We met in high school and dated for a couple years before we decided to get married. It was the best decision I have ever made. Nine years ago I promised the man of my dreams that I would love him until the day I die. We have learned so much about each other and what it means to love whole heartedly. Our relationship today is stronger than it has ever been. We have so much love for each other that it almost seems unreal.
Right now, Husband is thousands of miles away but even still I feel his love for me as if he were sitting right here on our patio on this beautiful and perfect fall morning.

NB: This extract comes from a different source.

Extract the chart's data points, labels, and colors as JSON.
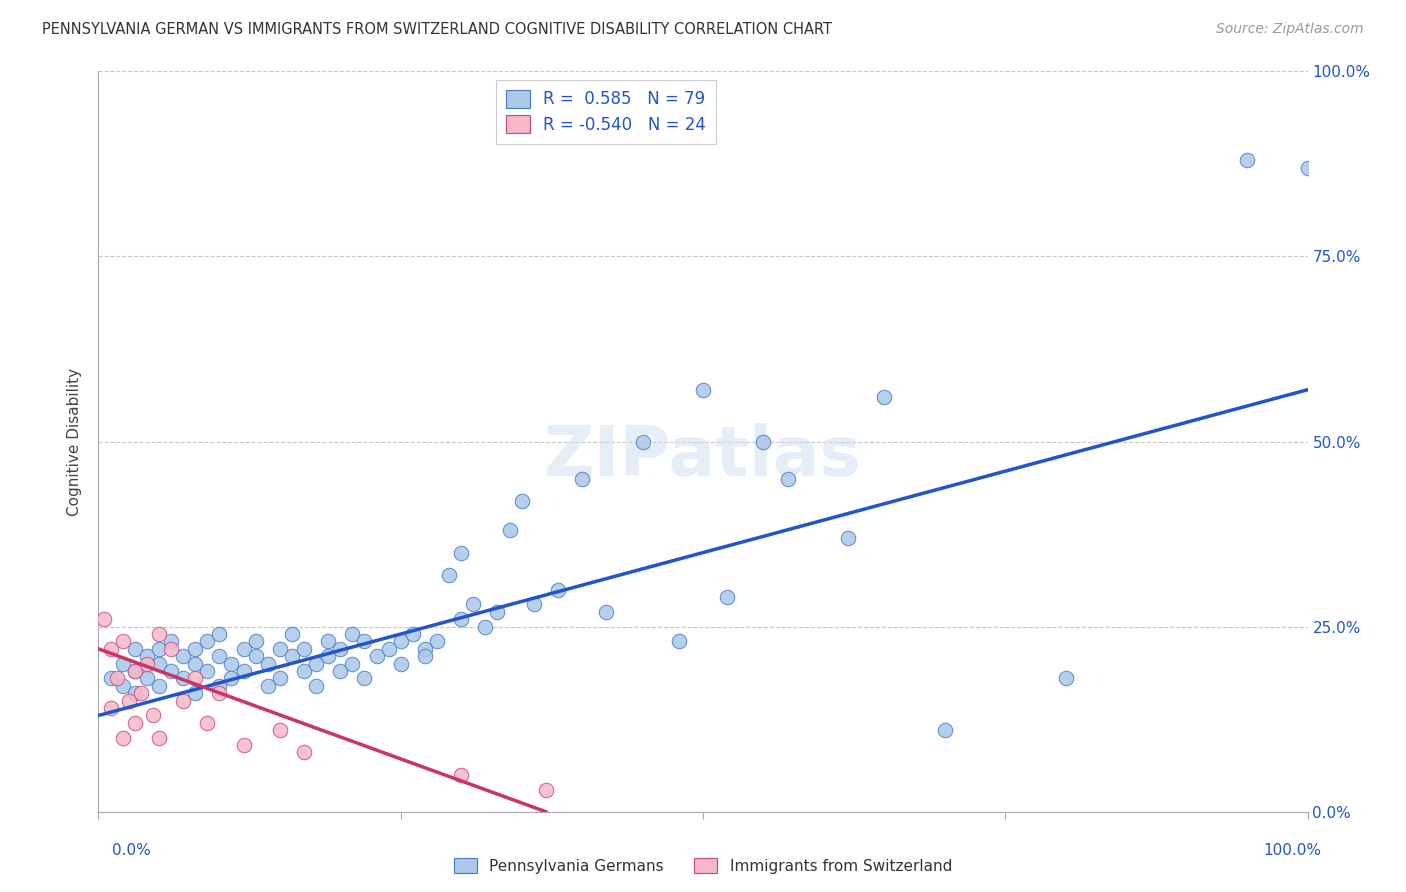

We were talking a couple weeks ago about what we've learned over these past 9 years and without a doubt, for us communication is the number one thing that has made this marriage a success. I think our greatest strength as a couple has to be the way we openly talk about anything and everything. There is no fear of hurting each other's feelings when it comes to the nitty gritty stuff because we know how to talk through whatever situation we find ourselves in. Looking back at it now, we have hardly ever bickered. The little things don't get to us anymore and over the course of our relationship I can only think of two major arguments. And even then, we talked it through logically and rationally and we're still standing side by side today.
Respect for one another is just as important as open communication. We respect each other's differences of opinion and even when we don't see eye to eye we have never talked down to one another. There was never any name calling or degrading of each other's feelings. We respect each other's personal space and we understood early on that it is important to encourage one another regardless of whether we agree or not. We are each others' biggest fans and greatest cheerleaders. You may not talk shit about my Husband in my presence. Granted, he gives nobody any reason to do so. You know those couples that vent to their friends about the things that get on their nerves about their spouses? Yea, we're not that couple. You will NEVER hear either one of us say a bad thing about the other. One, because we actually like each other and two, we've always looked at it as "Us against the world."
Maintaining a strong sense of self is something that I think makes us a phenomenal couple. It is so easy for a couple to mimic each other, especially after being together for as long as we have. I must admit that I lost sight of who I was as an individual early in our marriage but with his encouragement, I was able to find that girl again and I've stayed true to myself ever since. Husband and I have always encouraged each other to pursue our separate passions and we have never resented each other for doing so.
Understanding the fine line between giving each other space when we're dealing with personal demons and knowing when to just be there for each other is something that we have mastered over the years. We know that sometimes it's not about solving each other's problem right then and there, but rather just having that unspoken support. Sometimes, we just need one of those hugs...
Lawrence and I are an incredible team. We tackle things together like no body's business and I am so grateful to have had the love of this man for so many years. I still think God made a mistake for bringing us together because I don't feel like I deserve this amazing, selfless man.
I'm not one for gushy love stuff but when I think of what makes me truly happy, the only thing I see- is him. From the start of our relationship I have been so smitten with Lawrence it was almost gross, haha. When I get to talk about him to other people, I can feel myself light up from inside. I've been told on multiple occasions that I glow when I talk about him. I can't help it... I am so proud of the man he is today. He has accomplished so much in his life already and I am just so grateful that I got to be apart of it all. All the good that I do and the positivity that I bring to the table is simply because of him.
This man has loved me for so many years, it's mind boggling. I'm not an easy person to love, and I mean that with all seriousness- ask anyone. There are so many different opinions on what "true love" means. And I know it sounds soooo cliche but really, it was just one of those things that I knew from the get go. I felt something special with him- deep in my heart with utter certainty and even at 16, I just KNEW he was the one person who would impact my life in so many positive ways.
All of my dreams have come true because of Lawrence. He has taken me on some wild adventures and has given me the life of a princess. He is my best friend and my absolute favorite person in the whole wide world. Even on our bad days, and we've had a few, there was never a doubt that we were made for each other.
I can't imagine a life without him, and I hope I never have to. No matter what the future holds for us he will always be my rock, my home, my peace. Cheers to us my Love!